An abstract painting by Vance Kirkland with a blue background and orange, yellow, black and white shapes.

Vance Kirkland & the Art of Space

In October 2024, Kirkland Museum of Fine & Decorative Art merged with the Denver Art Museum, adding the yellow building at 12th and Bannock and rich collections of Colorado art and international decorative art to the DAM’s world-class collection. Vance Kirkland, namesake of the Kirkland, created numerous series of paintings inspired by his love of the cosmos.

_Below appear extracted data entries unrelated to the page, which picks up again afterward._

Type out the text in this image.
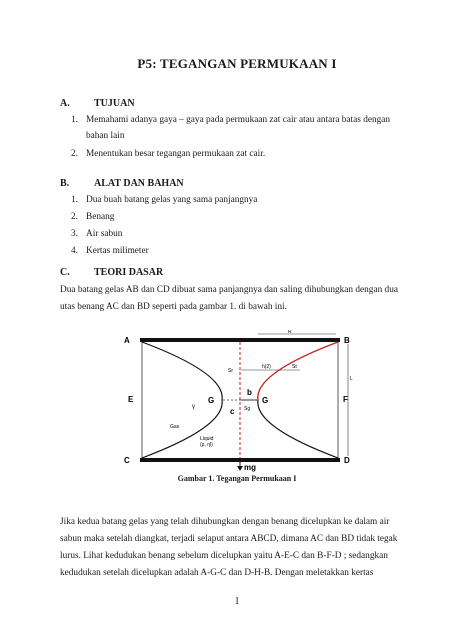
P5: TEGANGAN PERMUKAAN I
A. TUJUAN
1. Memahami adanya gaya – gaya pada permukaan zat cair atau antara batas dengan
bahan lain
2. Menentukan besar tegangan permukaan zat cair.
B. ALAT DAN BAHAN
1. Dua buah batang gelas yang sama panjangnya
2. Benang
3. Air sabun
4. Kertas milimeter
C. TEORI DASAR
Dua batang gelas AB dan CD dibuat sama panjangnya dan saling dihubungkan dengan dua
utas benang AC dan BD seperti pada gambar 1. di bawah ini.
A	B
C	D
E	F
G	G
b
c
R
Sr
St
Sg
h(2)
L
γ
Gas
Liquid
(ρ, ηl)
mg
Gambar 1. Tegangan Permukaan I
Jika kedua batang gelas yang telah dihubungkan dengan benang dicelupkan ke dalam air
sabun maka setelah diangkat, terjadi selaput antara ABCD, dimana AC dan BD tidak tegak
lurus. Lihat kedudukan benang sebelum dicelupkan yaitu A-E-C dan B-F-D ; sedangkan
kedudukan setelah dicelupkan adalah A-G-C dan D-H-B. Dengan meletakkan kertas
1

A man in a white painter’s coat uses a dowel to paint on a flat orange and red canvas.

Vance Kirkland painting in his studio, 1979. Photo by Hugh Grant.

An abstract painting by Vance Kirkland with a blue background and orange, yellow, black and white shapes.

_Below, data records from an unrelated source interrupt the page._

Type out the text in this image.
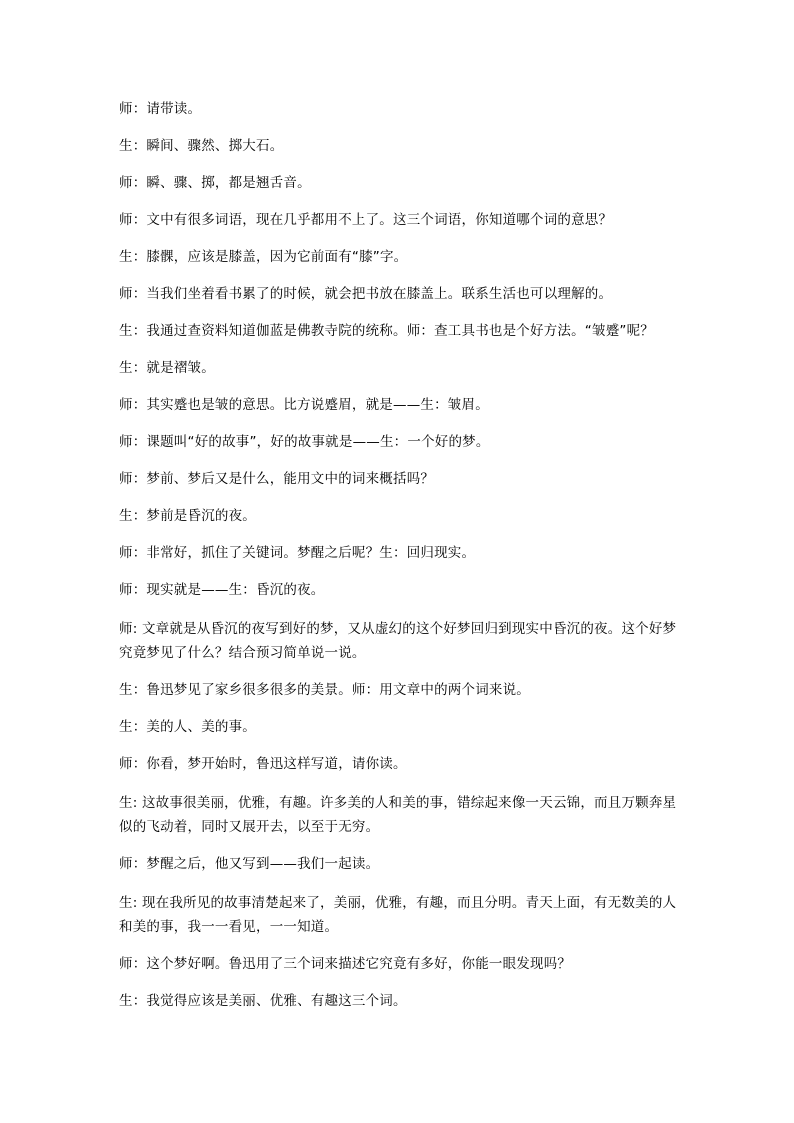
师：请带读。

生：瞬间、骤然、掷大石。

师：瞬、骤、掷，都是翘舌音。

师：文中有很多词语，现在几乎都用不上了。这三个词语，你知道哪个词的意思？

生：膝髁，应该是膝盖，因为它前面有“膝”字。

师：当我们坐着看书累了的时候，就会把书放在膝盖上。联系生活也可以理解的。

生：我通过查资料知道伽蓝是佛教寺院的统称。师：查工具书也是个好方法。“皱蹙”呢？

生：就是褶皱。

师：其实蹙也是皱的意思。比方说蹙眉，就是——生：皱眉。

师：课题叫“好的故事”，好的故事就是——生：一个好的梦。

师：梦前、梦后又是什么，能用文中的词来概括吗？

生：梦前是昏沉的夜。

师：非常好，抓住了关键词。梦醒之后呢？生：回归现实。

师：现实就是——生：昏沉的夜。

师: 文章就是从昏沉的夜写到好的梦，又从虚幻的这个好梦回归到现实中昏沉的夜。这个好梦究竟梦见了什么？结合预习简单说一说。

生：鲁迅梦见了家乡很多很多的美景。师：用文章中的两个词来说。

生：美的人、美的事。

师：你看，梦开始时，鲁迅这样写道，请你读。

生: 这故事很美丽，优雅，有趣。许多美的人和美的事，错综起来像一天云锦，而且万颗奔星似的飞动着，同时又展开去，以至于无穷。

师：梦醒之后，他又写到——我们一起读。

生: 现在我所见的故事清楚起来了，美丽，优雅，有趣，而且分明。青天上面，有无数美的人和美的事，我一一看见，一一知道。

师：这个梦好啊。鲁迅用了三个词来描述它究竟有多好，你能一眼发现吗？

生：我觉得应该是美丽、优雅、有趣这三个词。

Creation of Space, 1960, oil paint and water on linen, 74 x 105 inches.

A blue and red abstract dot painting by Vance Kirkland.

Scarlet Vibrations on Green Mysteries in Blue Space, 1972, oil paint and water on linen, 50 x 50 inches. Vance Kirkland dedicated this painting to Majel Barrett Roddenberry.

I am trying to paint something I do not know exists in a tangible way. If I am looking at space, who is to say it never existed; it has existed in my mind.

– Vance Kirkland

In 1957, the Soviet Union launched their Sputnik satellite, sparking a world-wide fascination with space. Vance Kirkland (1904–1981), painting in Colorado, was ahead of the curve. By 1954, he was painting nebulae, the birthplaces of stars. He committed most of his late career to depictions of his fictitious version of space.

Kirkland moved to Denver in 1929 to serve as the founding director of the University of Denver’s new art school. He painted realistic landscapes in watercolor at the time, but never wanted to get comfortable in his art, leading him away from watercolor and into explorations with oil paint. He even developed a unique resist technique, mixing oil paint with water to create surfaces reminiscent of a cratered moon.

Kirkland’s early interest in outer space was fueled by scientific publications. He subscribed to Astronomy magazine. He also followed the work of physicist Albert Einstein, astronomer Fred Hoyle, and scientist Carl Sagan, dedicating paintings to each of them.

While early photographic images of space existed in Kirkland’s lifetime, the Hubble and Webb telescopes were both launched after Kirkland died in 1981. Any similarities of his paintings to photographs of space are coincidence. In fact, Kirkland was appalled when he saw early images of space. “When Time Magazine came out to publish a lot of photographs that they had been able to make, and a few in color, about nebula in space: I merely said, ‘My God, I’ve become realistic.’ I felt immediately it was a dead end, and I had no interest then in doing these images about space. I felt that it had been done now with a photograph, there’s no need for me to think about it anymore and I stopped. That’s why a trip around the world put me into a different kind of thinking. And yet the images of space always were in the back of my mind.”

Kirkland took time to travel and find inspiration in the colors he saw in Italy and Southeast Asia. He used his oil paint and water technique to depict stucco surfaces and abstract compositions inspired by the places he visited. But he couldn’t let go of space entirely.

Kirkland embraced space references in popular culture. Star Trek premiered on NBC on September 8, 1966. Kirkland dedicated a dot painting to actress Majel Berrett Roddenberry, known for playing several roles and voicing the computer interfaces on the series. She was also married to Star Trek creator Gene Roddenberry. Kirkland talked about the popular television program in 1977:

“I watched Star Trek probably twenty or thirty times, and I know every program that they have done. I almost know the lines. …There are some of them I am very fascinated with, and I think the only reason is that this is pure imagination—pure fantasy—and it is getting away from the hum-drum days of living.

“…If you look at Star Trek long enough, you will find there are all these little dots. They break the human being down into little tiny dots; he’s beamed to the next planet, or beamed into another part of the universe. And it is all done with little tiny white dots, little tiny dots. He’s disintegrated into dots of matter, and beamed and then reassembled again.”

Kirkland did not get the idea of painting dots from Star Trek but enjoyed finding the similarities to his ideas in the program. His imagination led him to create numerous series depicting the evolution and expansion of his own universe, culminating in his vibrant Dot Paintings.